The tricky part is that there are several great ways to create a place that encourages kids’ tactile play. It’s tough to recommend just one product.

To start, my kids used an old-school, re-gifted Little Tikes turtle sandbox like the one pictured below when they were toddlers. They loved it, and they spent a lot of time in it.

Little Tikes Turtle Sandbox. This pic is from Amazon, but if you can’t find it for sale there it should be available at Target.

But the sandbox also had downsides: There was a lot of pressure to make sure it was always closed at night to prevent animals from pooping in it. Ants tended to congregate in it occasionally if it was unused for a while. And of course the kids loved being able to sit and walk in the sand, but that also meant more sand on their feet and in their clothes, which then made its way into the house. The plastic sandbox was also super heavy, which made the chore of refilling or relocating it an awkward one.

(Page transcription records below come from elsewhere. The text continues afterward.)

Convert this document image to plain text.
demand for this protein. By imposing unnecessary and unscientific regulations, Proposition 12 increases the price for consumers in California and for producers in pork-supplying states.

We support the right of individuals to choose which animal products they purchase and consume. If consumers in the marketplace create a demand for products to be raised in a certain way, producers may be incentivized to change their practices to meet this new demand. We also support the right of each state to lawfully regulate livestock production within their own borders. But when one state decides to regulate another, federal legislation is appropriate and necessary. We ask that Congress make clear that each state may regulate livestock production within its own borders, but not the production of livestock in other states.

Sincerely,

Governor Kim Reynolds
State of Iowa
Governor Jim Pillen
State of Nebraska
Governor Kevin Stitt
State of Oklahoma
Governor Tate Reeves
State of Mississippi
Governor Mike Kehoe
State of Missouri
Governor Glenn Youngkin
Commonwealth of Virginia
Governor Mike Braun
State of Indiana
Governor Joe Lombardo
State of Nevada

I still think a basic plastic sandbox like the one my kids had is still one of the most affordable options for the type of tactile sensory play that kids love.

But a simple plastic bin in a wooden or metal frame also works well for sensory play without the downsides I just mentioned. Plus, you can bring it indoors for use with things like play dough.

My father-in-law made the sensory table pictured in the featured image for my son (although admittedly he was already 4 by the time he got it). There are plenty of DIY plans online for people who want to make their own simple sensory play bin using a standard storage container from the hardware store.

However, there are also plenty of simple sensory tables available for sale online if you don’t want to make your own. Here are a few:

Toddler sensory table, $32
Adjustable sensory table, $110
Step2 Sand Table, $72

As I wrote in my gift guide for mess-loving toddlers, there are almost too many options for parents who want to invest in a “sensory station” for their toddlers. In addition to sandboxes and tables, they may also prefer one of these options.

  • Mud kitchens – These are designed for outdoor use and tend to be made out of wood, and have a few more options like storage for bins and utensils
  • Water tables – These can sometimes handle sand, but were mostly made for water use. They may come with funnels and spouts to make things more interesting.